On the Obama side of the Atlantic, several rounds of opaque negotiations have been going on since July 2013 in order to father a USA-EU transatlantic trade and investment partnership, or “TTIP”.
The target is to conceive a free-trade agreement that would remove custom barriers for over one trillion USD of transatlantic trade and four trillion USD in investment. Even if arguable, NAFTA’s trade achievements serve as backdrop to the negotiations around the TTIP. Since 1994, NAFTA has massively grown trading volumes between the USA, Canada and Mexico. NAFTA’s cumulative impact on employment and the creation of promised new jobs remain, however, difficult to gauge.
Still, NAFTA’s official praise help Washington adorn the TTIP’s negotiations with hopes that the TTIP-to-come could translate into a similar fate for Europe. Visionaries promise that progressing on harmonized standards and regulations will make the TTIP’s signatories more globally competitive. The TTIP will primarily redefine international trade rules.
On the Merkel side of the Atlantic, the TTIP’s positioning as the new economic treasure trove is being received with resounding scepticism. With the exception perhaps of the UK, many amongst Europe’s 28 are weighing the prospect of more transatlantic trade against concerns over the TTIP’s impact on local identity, civil society, privacy and European values. Currently, the Commission is conducting negotiations for EU according to a specific mandate. Yet, as European law requires, the European Parliament will also have co-decision on the TTIP’s final draft.
Relaxing transatlantic export rules on energy products would introduce a flexibility that could alleviate the Russia-EU energy tripalium. The TTIP would certainly transform, if not remove, the USA’s current licensing requirements for LNG export to its non-free trade partners in Europe.
Visiting Warsaw earlier this month, president Obama’s comments on the TTIP led him to elaborate on geopolitics and the likely impact of the future treaty. With Ukraine in the back of everybody’s minds, this future free-trade agreement should make a strong impact on the current trading patterns of energy products. Within a few years, this arrangement would be likely to enhance competition and open real alternative LNG supply routes.

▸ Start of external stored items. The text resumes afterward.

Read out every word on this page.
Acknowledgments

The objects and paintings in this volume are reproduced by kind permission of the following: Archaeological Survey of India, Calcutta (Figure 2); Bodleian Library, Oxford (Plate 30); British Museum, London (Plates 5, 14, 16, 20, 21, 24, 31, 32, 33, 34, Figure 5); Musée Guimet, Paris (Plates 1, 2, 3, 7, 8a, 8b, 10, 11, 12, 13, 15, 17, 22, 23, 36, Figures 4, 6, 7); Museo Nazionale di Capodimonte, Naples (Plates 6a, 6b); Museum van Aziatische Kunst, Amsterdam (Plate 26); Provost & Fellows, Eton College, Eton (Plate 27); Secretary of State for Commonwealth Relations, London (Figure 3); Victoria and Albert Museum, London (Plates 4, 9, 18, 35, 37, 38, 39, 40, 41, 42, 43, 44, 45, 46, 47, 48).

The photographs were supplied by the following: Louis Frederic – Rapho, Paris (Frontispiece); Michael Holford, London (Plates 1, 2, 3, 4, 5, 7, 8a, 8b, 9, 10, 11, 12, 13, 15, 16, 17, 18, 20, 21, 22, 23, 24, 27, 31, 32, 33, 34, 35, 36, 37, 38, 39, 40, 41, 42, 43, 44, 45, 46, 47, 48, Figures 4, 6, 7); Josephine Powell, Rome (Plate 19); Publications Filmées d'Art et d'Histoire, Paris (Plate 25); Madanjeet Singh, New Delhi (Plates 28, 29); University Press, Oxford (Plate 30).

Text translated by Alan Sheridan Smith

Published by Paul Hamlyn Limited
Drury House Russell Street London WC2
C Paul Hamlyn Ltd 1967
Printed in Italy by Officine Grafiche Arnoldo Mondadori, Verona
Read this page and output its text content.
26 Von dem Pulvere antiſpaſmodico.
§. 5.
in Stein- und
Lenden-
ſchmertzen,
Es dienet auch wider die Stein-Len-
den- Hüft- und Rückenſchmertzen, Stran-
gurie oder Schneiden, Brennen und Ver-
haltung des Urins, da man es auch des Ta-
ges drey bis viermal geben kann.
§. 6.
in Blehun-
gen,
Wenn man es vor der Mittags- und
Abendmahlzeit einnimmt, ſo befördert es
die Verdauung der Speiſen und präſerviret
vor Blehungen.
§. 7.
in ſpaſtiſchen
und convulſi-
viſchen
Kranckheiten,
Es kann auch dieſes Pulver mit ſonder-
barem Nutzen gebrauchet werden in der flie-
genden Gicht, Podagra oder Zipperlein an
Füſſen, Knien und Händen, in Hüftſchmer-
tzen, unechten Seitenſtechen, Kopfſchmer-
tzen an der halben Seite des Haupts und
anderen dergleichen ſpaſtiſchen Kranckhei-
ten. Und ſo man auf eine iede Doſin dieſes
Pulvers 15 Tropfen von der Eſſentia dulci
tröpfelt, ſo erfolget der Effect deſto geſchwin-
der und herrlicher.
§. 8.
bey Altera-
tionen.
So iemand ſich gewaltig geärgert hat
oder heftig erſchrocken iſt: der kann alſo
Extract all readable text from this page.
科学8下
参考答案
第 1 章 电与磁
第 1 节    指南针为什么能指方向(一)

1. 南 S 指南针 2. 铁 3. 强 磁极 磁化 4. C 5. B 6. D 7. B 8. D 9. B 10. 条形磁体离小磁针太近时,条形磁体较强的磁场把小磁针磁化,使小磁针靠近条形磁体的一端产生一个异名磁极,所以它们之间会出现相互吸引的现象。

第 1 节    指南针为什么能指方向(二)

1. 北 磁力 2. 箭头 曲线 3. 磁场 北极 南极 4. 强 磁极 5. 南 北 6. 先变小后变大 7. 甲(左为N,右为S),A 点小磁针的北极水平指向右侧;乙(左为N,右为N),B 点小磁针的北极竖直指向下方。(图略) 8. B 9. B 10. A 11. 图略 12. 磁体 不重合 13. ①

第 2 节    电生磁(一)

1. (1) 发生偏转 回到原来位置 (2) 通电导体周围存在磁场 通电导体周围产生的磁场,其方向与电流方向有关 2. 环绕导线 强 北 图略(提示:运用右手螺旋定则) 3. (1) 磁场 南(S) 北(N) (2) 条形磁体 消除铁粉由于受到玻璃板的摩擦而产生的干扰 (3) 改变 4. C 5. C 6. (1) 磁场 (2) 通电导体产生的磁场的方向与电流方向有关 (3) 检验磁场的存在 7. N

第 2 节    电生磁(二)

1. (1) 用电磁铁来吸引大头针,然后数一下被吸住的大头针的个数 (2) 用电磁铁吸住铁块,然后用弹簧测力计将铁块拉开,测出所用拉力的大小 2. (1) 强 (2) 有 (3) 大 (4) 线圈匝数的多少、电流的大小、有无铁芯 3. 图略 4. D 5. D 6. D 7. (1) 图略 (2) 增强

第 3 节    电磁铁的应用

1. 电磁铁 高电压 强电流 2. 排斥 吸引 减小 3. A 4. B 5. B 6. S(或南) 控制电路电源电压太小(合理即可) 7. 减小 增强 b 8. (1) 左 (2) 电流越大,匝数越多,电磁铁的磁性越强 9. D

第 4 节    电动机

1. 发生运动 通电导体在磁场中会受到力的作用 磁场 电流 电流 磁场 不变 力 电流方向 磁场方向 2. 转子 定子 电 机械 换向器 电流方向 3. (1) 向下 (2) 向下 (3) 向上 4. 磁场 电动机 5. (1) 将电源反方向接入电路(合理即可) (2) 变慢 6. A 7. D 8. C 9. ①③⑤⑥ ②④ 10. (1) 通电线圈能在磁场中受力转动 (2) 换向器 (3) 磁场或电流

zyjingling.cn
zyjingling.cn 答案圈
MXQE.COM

Now in America, LNG plants are being converted in order to export a good share of the USA’s massive shale gas output. For the American president, the TTIP would provide Europe with the ideal framework for an instant energy security solution. Russia would be forced to review its current energy ambitions still largely resting on the rent it is collecting from Europe. It is not unreasonable to think that the 2014 Ukranian context has helped recently finalize the 400 billion US dollar deal between China and Russia which took 10 years to negotiate.
This new supply route to China could, however, cause a gas surge in Asia and lead to re-route other LNG suppliers to other markets. The ensuing global downward pressure on gas prices could be good news for Asia and China. China could also contribute to this future pressure on gas prices and oversupply as, just like Argentina, it is now seriously moving on shale gas. Lower gas prices may, however, be less of a good news for Europe as massive investment finance will be required to support the new transatlantic LNG infrastructure. With gas market price going down, capex and investment will also go down. This is a basic economic rule to which the energy industry is certainly no stranger.
A key point of contention hovering over negotiators, however, is the treaty’s future “investment protection and investor-to-state dispute settlement” mechanism, aka ISDS. Similar dispute resolution provisions exist in virtually all of the 2,600 bilateral treaties now in place around the world. They aim to provide an objective, fair and non-politicized forum for investor-state disputes. The ISDS however gives fuel to the TTIP’s opponents. They are suggesting that this treaty could lead foreign investors to challenge the EU Member States’ future legislative frameworks that could or would frustrate foreign investors’ interests.
Governments would thus loose a degree of sovereign discretion on new laws as proven negative impacts of legislation on investments could end up being sanctioned through private litigation initiated before the TTIP’s appointed dispute resolution forum. Gradually, fears arise that the sovereign act of governments and parliaments to introduce new legislation could translate into states having to pay damages to frustrated investors who would seek redress through a private, confidential and final mode of dispute resolution.
Such an exposure could create a strain on public finances and raise the cost of, if not hinder, democracy. It is not the first time that a treaty with a core energy dimension hits a nerve by holding back WTO-style free-trade partners on issues of dispute resolution. In 2009, the investment dynamic underlying the Energy Charter Treaty (ECT) suffered a serious set back when Russia chose to withdraw from its “provisional application” of the said treaty.
By pulling out of the ECT, Putin’s federation precisely turned its back on an ambitious framework that would regulate its members’ investment, trade, transit and dispute resolution by private settlement and/or arbitration of energy investment disputes. At a time when the TTIP’s negotiators are facing a critical juncture on dispute mechanisms, they should certainly reflect on Russia’s rejection of the ECT and its impact on cross-border energy investments. A successful TTIP on such and other provisions would also provide Washington with a brand new successful precedent, fresher than NAFTA, which would help boost the Trans-Pacific Partnership negotiations America is also painstakingly trying to finalise with its future free-trade partners of the Pacific region.